Sometimes Aunt Martha Does Dreadful Things (1971)

Usually, when I don’t fully know what to make of a movie, I turn to the Bonus Material footnotes of physical media to search for context.  It turns out some movies cannot be helped.  The regional horror oddity Sometimes Aunt Martha Does Dreadful Things sets itself up to be the Floridian take on Psycho, but instead delivers a domestic melodrama where everyone’s love language is belligerent screaming.  It’s an obvious work of transgression, but also a mystery as to what, exactly, it aims to transgress – recalling other schlock bin headscratchers like Something Weird, The Astrologer, Bat Pussy, and Fleshpot on 42nd Street.  Is it a seedy, Honeymoon Killers-style thriller about two sexual degenerates on the run, or a Sirkian melodrama about a gay couple who’ve been shamed by society into fugitive status, one hiding in drag for cover?  Who’s to say?  All I can report is that David DeCoteau’s commentary track on my outdated DVD copy from Vinegar Syndrome told me more about David DeCoteau than it told me about the movie he was contextualizing.

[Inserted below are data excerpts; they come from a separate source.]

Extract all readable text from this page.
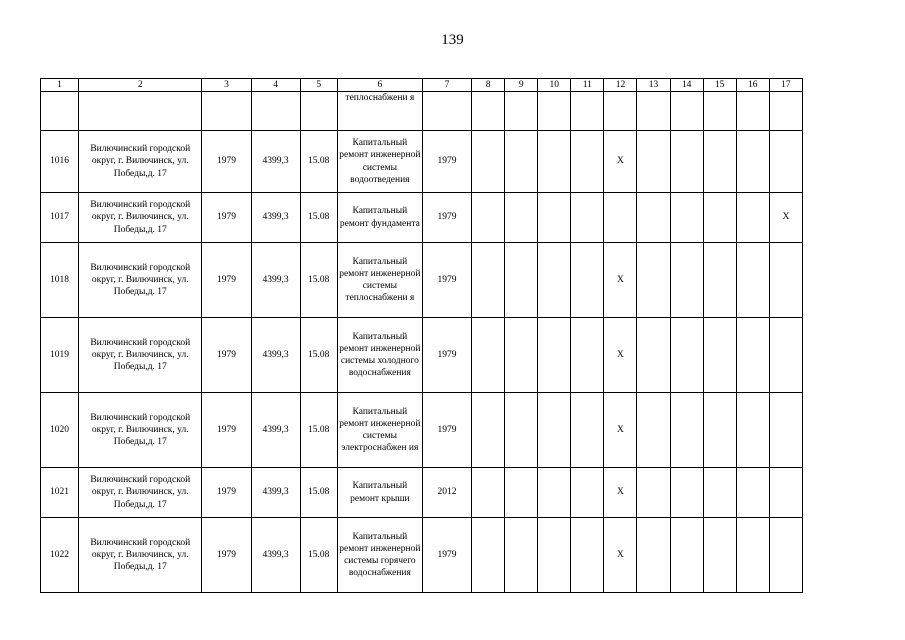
139
1	2	3	4	5	6	7	8	9	10	11	12	13	14	15	16	17
					теплоснабжени я											
1016	Вилючинский городской округ, г. Вилючинск, ул. Победы,д. 17	1979	4399,3	15.08	Капитальный ремонт инженерной системы водоотведения	1979					X					
1017	Вилючинский городской округ, г. Вилючинск, ул. Победы,д. 17	1979	4399,3	15.08	Капитальный ремонт фундамента	1979										X
1018	Вилючинский городской округ, г. Вилючинск, ул. Победы,д. 17	1979	4399,3	15.08	Капитальный ремонт инженерной системы теплоснабжени я	1979					X					
1019	Вилючинский городской округ, г. Вилючинск, ул. Победы,д. 17	1979	4399,3	15.08	Капитальный ремонт инженерной системы холодного водоснабжения	1979					X					
1020	Вилючинский городской округ, г. Вилючинск, ул. Победы,д. 17	1979	4399,3	15.08	Капитальный ремонт инженерной системы электроснабжен ия	1979					X					
1021	Вилючинский городской округ, г. Вилючинск, ул. Победы,д. 17	1979	4399,3	15.08	Капитальный ремонт крыши	2012					X					
1022	Вилючинский городской округ, г. Вилючинск, ул. Победы,д. 17	1979	4399,3	15.08	Капитальный ремонт инженерной системы горячего водоснабжения	1979					X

Sometimes Aunt Martha Does Dreadful Things is like a hagsploitation version of Psycho where Norman Bates never fully gets out of hag drag, stealing a good job away from aging stars like Crawford & Davis.  Or maybe it’s more the hippiesploitation version of Psycho where Norman’s personae are split into two separate bodies: a drugged-out free lover who becomes murderously violent whenever he gets in bed with women, and his fellow fugitive sex partner who poses in drag as the hippie’s aunt to avoid neighborhood suspicion of their sordid romance.  Aunt Martha claims to despise the Mrs. Doubtfire scenario he’s trapped himself in, but when in private never fully undresses into boymode – often taking obvious, lingering pleasure in the feeling of silk & stockings on his balding, hairy body.  When he has to “clean up” the messes (i.e., kill the sexual partners) of his younger, sexually confused lover, the violence only flashes in quick jabs of psychedelic screen-prints & film-negatives.  Mostly, we just spend time pondering what’s the deal shared between the two violent, oddly intimate men at the film’s center, a question one-time director Thomas Casey has never satisfyingly answered.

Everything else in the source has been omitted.